The International Centre for Tax and Development (ICTD) has been granted $4.5 million by the Bill & Melinda Gates Foundation to establish a 3-year research and capacity building program on tax in relation to digital financial services, and their use, as well as digital ID infrastructure, in enabling low-income countries to more efficiently and equitably raise tax revenue, ICTD press release reads.
ICTD is a research network that aims at improving the quality of tax policy and administration in sub-Saharan Africa. It works with African partners to collaboratively generate policy-relevant research and build African research capacity in the area of taxation.
The funding came amidst an important convergence of over 450 tax officials, experts, and policymakers who are in Uganda-Kampala, participating in the Fourth International Conference on ICT and Accessibility (ICTA), themed: Innovation—digitalization and harnessing Technology to Improve Tax Systems.
According to ICTA, the conference anticipates to fish out vital issues, as the ICTA 2019 states that: it is expected to explore innovative solutions to the policy challenges that countries face in dealing with the taxation of digitalized economy which will inform the global tax debate over the next decade, as well as African policy challenges including international and domestic aspects of the taxation of other key sectors.

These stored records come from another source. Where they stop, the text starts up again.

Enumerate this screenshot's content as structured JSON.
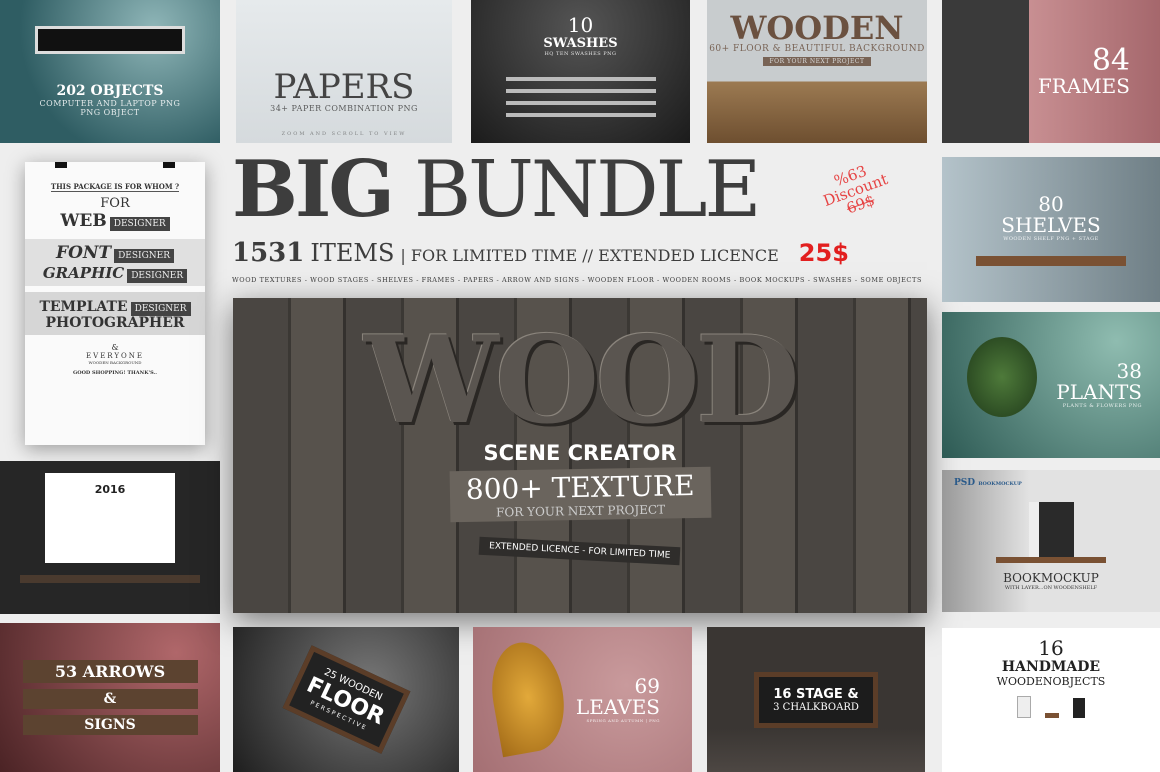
{
  "header": {
    "title_bold": "BIG",
    "title_light": "BUNDLE",
    "discount": "%63",
    "discount_label": "Discount",
    "old_price": "69$",
    "count": "1531",
    "items_label": "ITEMS",
    "tagline": "| FOR LIMITED TIME // EXTENDED LICENCE",
    "price": "25$",
    "categories": "WOOD TEXTURES - WOOD STAGES - SHELVES - FRAMES - PAPERS - ARROW AND SIGNS - WOODEN FLOOR - WOODEN ROOMS - BOOK MOCKUPS - SWASHES - SOME OBJECTS"
  },
  "colors": {
    "accent_red": "#e21f1f",
    "discount_red": "#e64545",
    "text_dark": "#3d3d3d"
  },
  "tiles": {
    "objects": {
      "title": "202 OBJECTS",
      "sub": "COMPUTER AND LAPTOP PNG",
      "sub2": "PNG OBJECT"
    },
    "papers": {
      "title": "PAPERS",
      "sub": "34+ PAPER COMBINATION PNG"
    },
    "swashes": {
      "num": "10",
      "title": "SWASHES",
      "sub": "HQ TEN SWASHES PNG"
    },
    "wooden": {
      "title": "WOODEN",
      "sub": "60+ FLOOR & BEAUTIFUL BACKGROUND",
      "tag": "FOR YOUR NEXT PROJECT"
    },
    "frames": {
      "num": "84",
      "title": "FRAMES"
    },
    "shelves": {
      "num": "80",
      "title": "SHELVES",
      "sub": "WOODEN SHELF PNG + STAGE"
    },
    "plants": {
      "num": "38",
      "title": "PLANTS",
      "sub": "PLANTS & FLOWERS PNG"
    },
    "book": {
      "psd": "PSD",
      "psd_label": "BOOKMOCKUP",
      "title": "BOOKMOCKUP",
      "sub": "WITH LAYER...ON WOODENSHELF"
    },
    "calendar": {
      "year": "2016"
    },
    "arrows": {
      "line1": "53 ARROWS",
      "line2": "&",
      "line3": "SIGNS"
    },
    "floor": {
      "line1": "25 WOODEN",
      "line2": "FLOOR",
      "line3": "PERSPECTIVE"
    },
    "leaves": {
      "num": "69",
      "title": "LEAVES",
      "sub": "SPRING AND AUTUMN | PNG"
    },
    "stage": {
      "line1": "16 STAGE &",
      "line2": "3 CHALKBOARD"
    },
    "handmade": {
      "num": "16",
      "title": "HANDMADE",
      "sub": "WOODENOBJECTS"
    }
  },
  "poster": {
    "question": "THIS PACKAGE IS FOR WHOM ?",
    "for": "FOR",
    "web": "WEB",
    "font": "FONT",
    "graphic": "GRAPHIC",
    "template": "TEMPLATE",
    "designer": "DESIGNER",
    "photographer": "PHOTOGRAPHER",
    "amp": "&",
    "everyone": "EVERYONE",
    "wb": "WOODEN BACKGROUND",
    "thanks": "GOOD SHOPPING! THANK'S.."
  },
  "hero": {
    "wood": "WOOD",
    "scene": "SCENE CREATOR",
    "count": "800+",
    "texture": "TEXTURE",
    "next": "FOR YOUR NEXT PROJECT",
    "ext": "EXTENDED LICENCE - FOR LIMITED TIME"
  },
  "footer_text": "ZOOM AND SCROLL TO VIEW"
}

Further, discussions will look at innovation through the use of technology in Africa to strengthen tax systems and develop solutions to tax base broadening, dealing with high net worth individuals, assessment and collection to increase tax efficiency and effectiveness.

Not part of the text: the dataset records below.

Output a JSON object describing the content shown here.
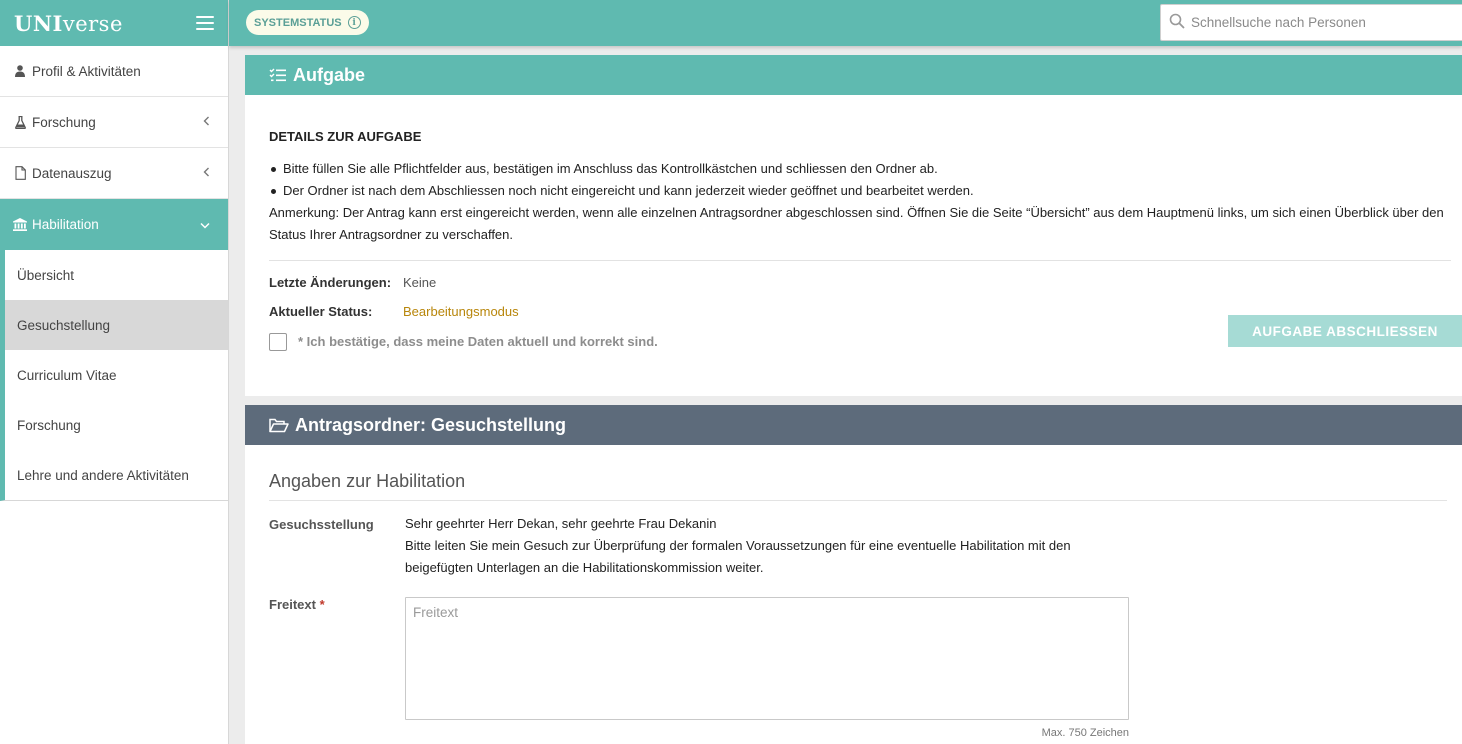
{
  "brand": {
    "logo_bold": "UNI",
    "logo_rest": "verse"
  },
  "sidebar": {
    "items": [
      {
        "label": "Profil & Aktivitäten",
        "icon": "user-icon"
      },
      {
        "label": "Forschung",
        "icon": "flask-icon"
      },
      {
        "label": "Datenauszug",
        "icon": "file-icon"
      },
      {
        "label": "Habilitation",
        "icon": "institution-icon"
      }
    ],
    "subitems": [
      {
        "label": "Übersicht"
      },
      {
        "label": "Gesuchstellung"
      },
      {
        "label": "Curriculum Vitae"
      },
      {
        "label": "Forschung"
      },
      {
        "label": "Lehre und andere Aktivitäten"
      }
    ]
  },
  "topbar": {
    "system_status": "SYSTEMSTATUS",
    "search_placeholder": "Schnellsuche nach Personen"
  },
  "task": {
    "header": "Aufgabe",
    "details_title": "DETAILS ZUR AUFGABE",
    "bullets": [
      "Bitte füllen Sie alle Pflichtfelder aus, bestätigen im Anschluss das Kontrollkästchen und schliessen den Ordner ab.",
      "Der Ordner ist nach dem Abschliessen noch nicht eingereicht und kann jederzeit wieder geöffnet und bearbeitet werden."
    ],
    "remark": "Anmerkung: Der Antrag kann erst eingereicht werden, wenn alle einzelnen Antragsordner abgeschlossen sind. Öffnen Sie die Seite “Übersicht” aus dem Hauptmenü links, um sich einen Überblick über den Status Ihrer Antragsordner zu verschaffen.",
    "last_changes_label": "Letzte Änderungen:",
    "last_changes_value": "Keine",
    "status_label": "Aktueller Status:",
    "status_value": "Bearbeitungsmodus",
    "status_color": "#b8860b",
    "confirm_label": "* Ich bestätige, dass meine Daten aktuell und korrekt sind.",
    "close_button": "AUFGABE ABSCHLIESSEN"
  },
  "folder": {
    "header": "Antragsordner: Gesuchstellung",
    "section_title": "Angaben zur Habilitation",
    "request_label": "Gesuchsstellung",
    "request_line1": "Sehr geehrter Herr Dekan, sehr geehrte Frau Dekanin",
    "request_line2": "Bitte leiten Sie mein Gesuch zur Überprüfung der formalen Voraussetzungen für eine eventuelle Habilitation mit den beigefügten Unterlagen an die Habilitationskommission weiter.",
    "freetext_label": "Freitext",
    "freetext_required": "*",
    "freetext_placeholder": "Freitext",
    "freetext_value": "",
    "max_chars": "Max. 750 Zeichen"
  },
  "colors": {
    "accent": "#5fbab0",
    "folder_header": "#5d6b7b",
    "button_disabled": "#a6dbd5"
  }
}
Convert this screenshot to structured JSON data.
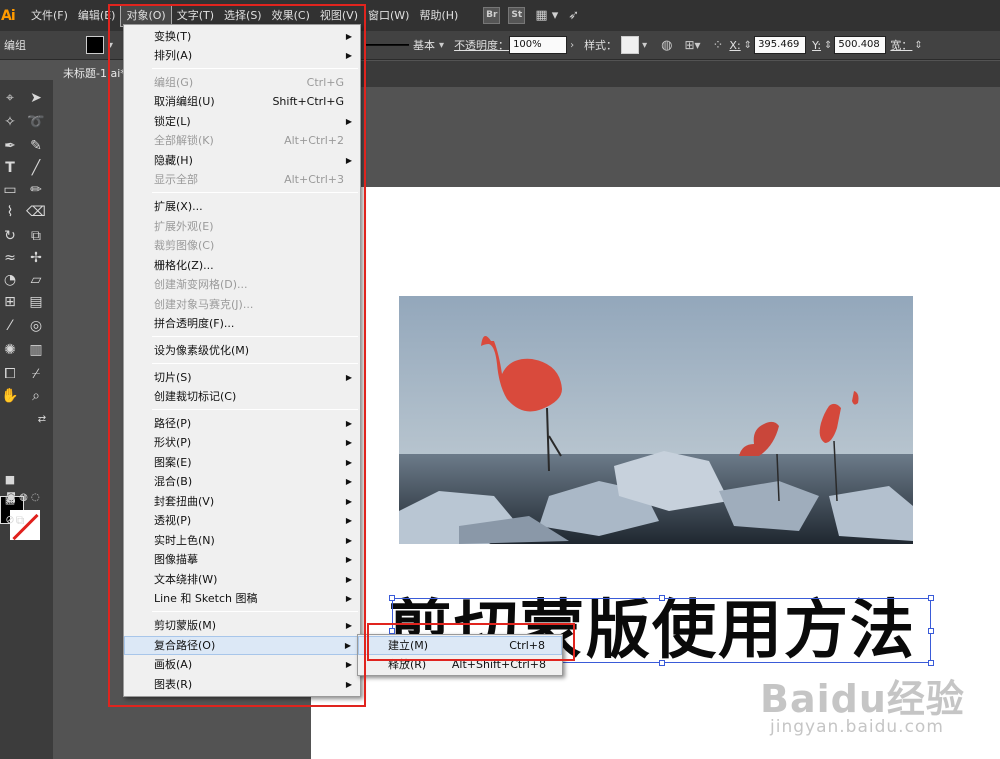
{
  "app": {
    "logo": "Ai"
  },
  "menubar": {
    "items": [
      "文件(F)",
      "编辑(E)",
      "对象(O)",
      "文字(T)",
      "选择(S)",
      "效果(C)",
      "视图(V)",
      "窗口(W)",
      "帮助(H)"
    ],
    "active_index": 2,
    "bridge_label": "Br",
    "stock_label": "St"
  },
  "controlbar": {
    "selection_label": "编组",
    "stroke_style": "基本",
    "opacity_label": "不透明度：",
    "opacity_value": "100%",
    "style_label": "样式：",
    "x_label": "X:",
    "x_value": "395.469",
    "y_label": "Y:",
    "y_value": "500.408",
    "w_label": "宽："
  },
  "document": {
    "tab_title": "未标题-1.ai*"
  },
  "artwork": {
    "heading": "剪切蒙版使用方法"
  },
  "object_menu": {
    "items": [
      {
        "label": "变换(T)",
        "shortcut": "",
        "submenu": true,
        "disabled": false
      },
      {
        "label": "排列(A)",
        "shortcut": "",
        "submenu": true,
        "disabled": false
      },
      {
        "label": "编组(G)",
        "shortcut": "Ctrl+G",
        "submenu": false,
        "disabled": true
      },
      {
        "label": "取消编组(U)",
        "shortcut": "Shift+Ctrl+G",
        "submenu": false,
        "disabled": false
      },
      {
        "label": "锁定(L)",
        "shortcut": "",
        "submenu": true,
        "disabled": false
      },
      {
        "label": "全部解锁(K)",
        "shortcut": "Alt+Ctrl+2",
        "submenu": false,
        "disabled": true
      },
      {
        "label": "隐藏(H)",
        "shortcut": "",
        "submenu": true,
        "disabled": false
      },
      {
        "label": "显示全部",
        "shortcut": "Alt+Ctrl+3",
        "submenu": false,
        "disabled": true
      },
      {
        "label": "扩展(X)...",
        "shortcut": "",
        "submenu": false,
        "disabled": false
      },
      {
        "label": "扩展外观(E)",
        "shortcut": "",
        "submenu": false,
        "disabled": true
      },
      {
        "label": "裁剪图像(C)",
        "shortcut": "",
        "submenu": false,
        "disabled": true
      },
      {
        "label": "栅格化(Z)...",
        "shortcut": "",
        "submenu": false,
        "disabled": false
      },
      {
        "label": "创建渐变网格(D)...",
        "shortcut": "",
        "submenu": false,
        "disabled": true
      },
      {
        "label": "创建对象马赛克(J)...",
        "shortcut": "",
        "submenu": false,
        "disabled": true
      },
      {
        "label": "拼合透明度(F)...",
        "shortcut": "",
        "submenu": false,
        "disabled": false
      },
      {
        "label": "设为像素级优化(M)",
        "shortcut": "",
        "submenu": false,
        "disabled": false
      },
      {
        "label": "切片(S)",
        "shortcut": "",
        "submenu": true,
        "disabled": false
      },
      {
        "label": "创建裁切标记(C)",
        "shortcut": "",
        "submenu": false,
        "disabled": false
      },
      {
        "label": "路径(P)",
        "shortcut": "",
        "submenu": true,
        "disabled": false
      },
      {
        "label": "形状(P)",
        "shortcut": "",
        "submenu": true,
        "disabled": false
      },
      {
        "label": "图案(E)",
        "shortcut": "",
        "submenu": true,
        "disabled": false
      },
      {
        "label": "混合(B)",
        "shortcut": "",
        "submenu": true,
        "disabled": false
      },
      {
        "label": "封套扭曲(V)",
        "shortcut": "",
        "submenu": true,
        "disabled": false
      },
      {
        "label": "透视(P)",
        "shortcut": "",
        "submenu": true,
        "disabled": false
      },
      {
        "label": "实时上色(N)",
        "shortcut": "",
        "submenu": true,
        "disabled": false
      },
      {
        "label": "图像描摹",
        "shortcut": "",
        "submenu": true,
        "disabled": false
      },
      {
        "label": "文本绕排(W)",
        "shortcut": "",
        "submenu": true,
        "disabled": false
      },
      {
        "label": "Line 和 Sketch 图稿",
        "shortcut": "",
        "submenu": true,
        "disabled": false
      },
      {
        "label": "剪切蒙版(M)",
        "shortcut": "",
        "submenu": true,
        "disabled": false
      },
      {
        "label": "复合路径(O)",
        "shortcut": "",
        "submenu": true,
        "disabled": false,
        "hover": true
      },
      {
        "label": "画板(A)",
        "shortcut": "",
        "submenu": true,
        "disabled": false
      },
      {
        "label": "图表(R)",
        "shortcut": "",
        "submenu": true,
        "disabled": false
      }
    ]
  },
  "compound_submenu": {
    "items": [
      {
        "label": "建立(M)",
        "shortcut": "Ctrl+8",
        "hover": true
      },
      {
        "label": "释放(R)",
        "shortcut": "Alt+Shift+Ctrl+8",
        "hover": false
      }
    ]
  },
  "watermark": {
    "brand": "Baidu经验",
    "url": "jingyan.baidu.com"
  },
  "colors": {
    "annotation": "#e0241e",
    "selection": "#3a5bd8",
    "accent": "#ff9a00"
  }
}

In June 2019, Bill and Melinda gates foundation in collaboration with other partners gave the digital finance boost of $11.3 million to African Development Bank (AfDB), with the clear intent of ensuring at least 320 million more Africans, of which nearly 60% are women, have access to digital financial services.
The new research program fund goes after two vital parameters which are to investigate digital financial services, digital ID and Taxation.

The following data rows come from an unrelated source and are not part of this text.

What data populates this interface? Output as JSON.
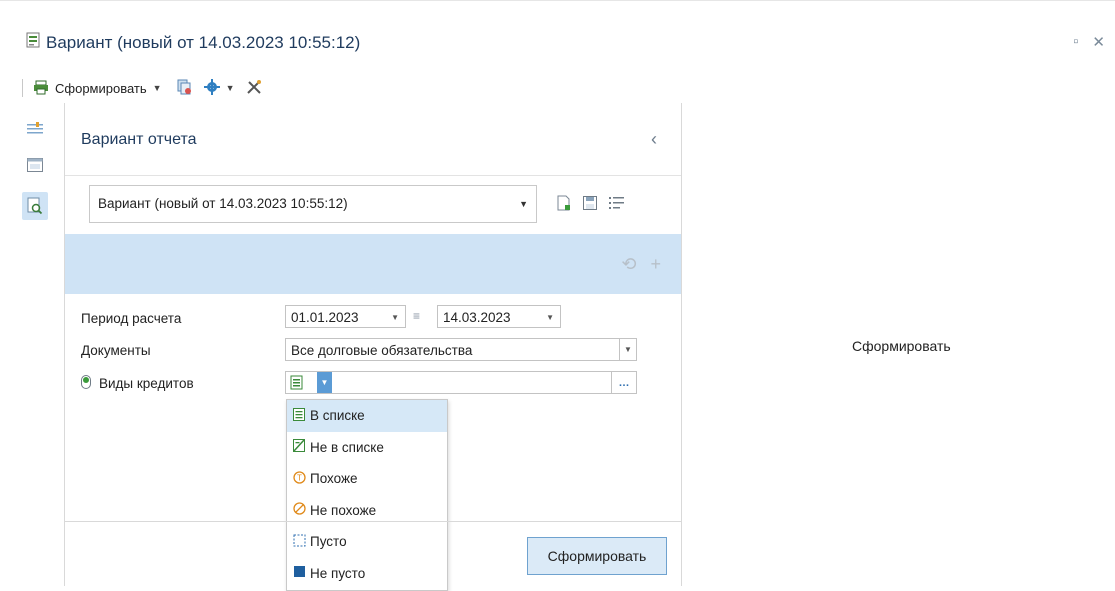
{
  "window": {
    "title": "Вариант (новый от 14.03.2023 10:55:12)"
  },
  "toolbar": {
    "form_label": "Сформировать"
  },
  "panel": {
    "title": "Вариант отчета",
    "variant_select_value": "Вариант (новый от 14.03.2023 10:55:12)"
  },
  "params": {
    "period_label": "Период расчета",
    "period_from": "01.01.2023",
    "period_to": "14.03.2023",
    "documents_label": "Документы",
    "documents_value": "Все долговые обязательства",
    "credit_types_label": "Виды кредитов"
  },
  "dropdown": {
    "items": [
      {
        "label": "В списке",
        "icon": "in-list-icon",
        "selected": true
      },
      {
        "label": "Не в списке",
        "icon": "not-in-list-icon",
        "selected": false
      },
      {
        "label": "Похоже",
        "icon": "like-icon",
        "selected": false
      },
      {
        "label": "Не похоже",
        "icon": "not-like-icon",
        "selected": false
      },
      {
        "label": "Пусто",
        "icon": "empty-icon",
        "selected": false
      },
      {
        "label": "Не пусто",
        "icon": "not-empty-icon",
        "selected": false
      }
    ]
  },
  "footer": {
    "form_button": "Сформировать"
  },
  "preview": {
    "label": "Сформировать"
  },
  "colors": {
    "accent": "#cfe3f5",
    "title": "#1f3b5e",
    "button_border": "#6fa2cf"
  }
}
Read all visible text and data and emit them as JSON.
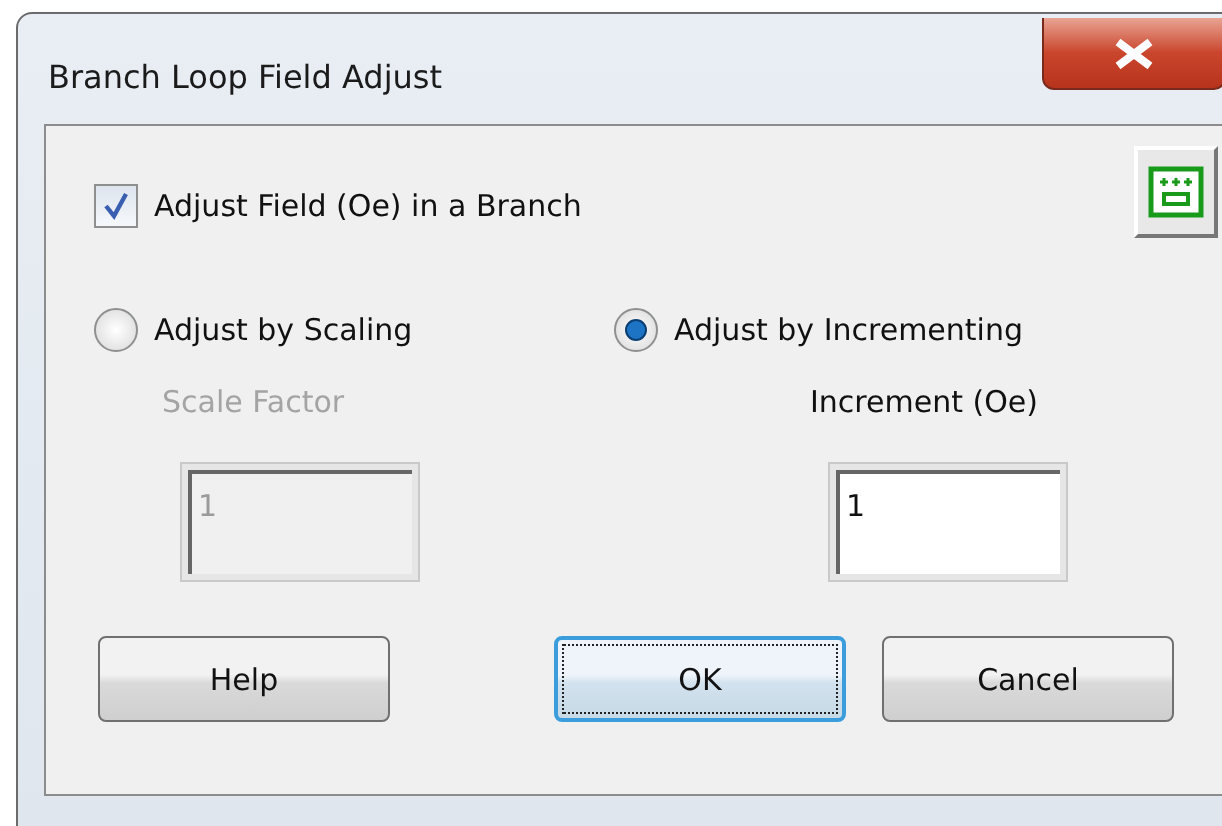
{
  "window": {
    "title": "Branch Loop Field Adjust"
  },
  "branch_checkbox": {
    "label": "Adjust Field (Oe) in a Branch",
    "checked": true
  },
  "options": [
    {
      "label": "Adjust by Scaling",
      "selected": false,
      "field": {
        "label": "Scale Factor",
        "value": "1",
        "disabled": true
      }
    },
    {
      "label": "Adjust by Incrementing",
      "selected": true,
      "field": {
        "label": "Increment (Oe)",
        "value": "1",
        "disabled": false
      }
    }
  ],
  "buttons": [
    {
      "label": "Help",
      "default": false
    },
    {
      "label": "OK",
      "default": true
    },
    {
      "label": "Cancel",
      "default": false
    }
  ]
}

ICTD’s CEO, Professor Mick Moore was quoted saying that, “The goal of this program is to provide developing country governments with clear, evidence-based policy recommendations around how to leverage fintech, as well as digital ID, to raise tax revenues more effectively and equitably. We anticipate research in this new area will help identify opportunities to broaden the tax base via formalization of the informal economy and increase the efficiency of value-added, among other taxes.”
On the same note, the Commissioner-General of the Uganda Revenue Authority (URA), Doris Akol said that: “So as we kick off the 4th International Conference on Tax in Africa, we shall center efforts on innovating ways to handle the digital economy and harness technology to improve our tax systems.”
At present various African governments including Benin, Kenya, Uganda, Cote d’Ivoire, Tanzania, Zambia, and Zimbabwe have already imposed taxes on mobile money and in some cases also on over the top (OTT) media services.
Further, such taxes risk reducing the adoption of digital financial services, and therefore threaten financial inclusion, as well as undermine the potential for revenue collection these instruments could enable. Such charges might also bear particularly heavily on poorer or more vulnerable groups, including women.
This reality is substantiated by Professor Annet Oguttu, University of Pretoria, who said that “Excise taxes on e-services like those on social media & mobile money in Uganda have a significant impact on investment, innovation and for the larger picture, economic growth. Such policies can lead to economic double taxation and other cascading effects.”
According to ICTD: digital payments and digital ID provide both welcome opportunities to advance financing development and inducements for governments to take tax policy decisions that can have adverse consequences. On the positive side, the increasing use of digital personal identification (ID) and the scope for using digital technologies in revenue administration, including digital payments, can improve the efficiency, convenience and reach of revenue collection, as well as reduce costs for both governments and taxpayers. On the negative side, the rapid growth in the use of digital financial services, especially mobile money, tempts governments to try to raise revenue easily and at low cost by imposing taxes directly on mobile money and similar transactions.
Africa has a vast potential to expand its digital finance landscape, which stands to draw innovation employment and curb poverty headcount rate significantly by 0.7 per cent per year.
The program, titled “DIGITAX: Digital Financial Services, Digital ID and Tax,” will also aim to increase the understanding of both the financial inclusion and domestic resource mobilization communities on this greenfield topic via demand-driven engagements, research partnerships, and communications.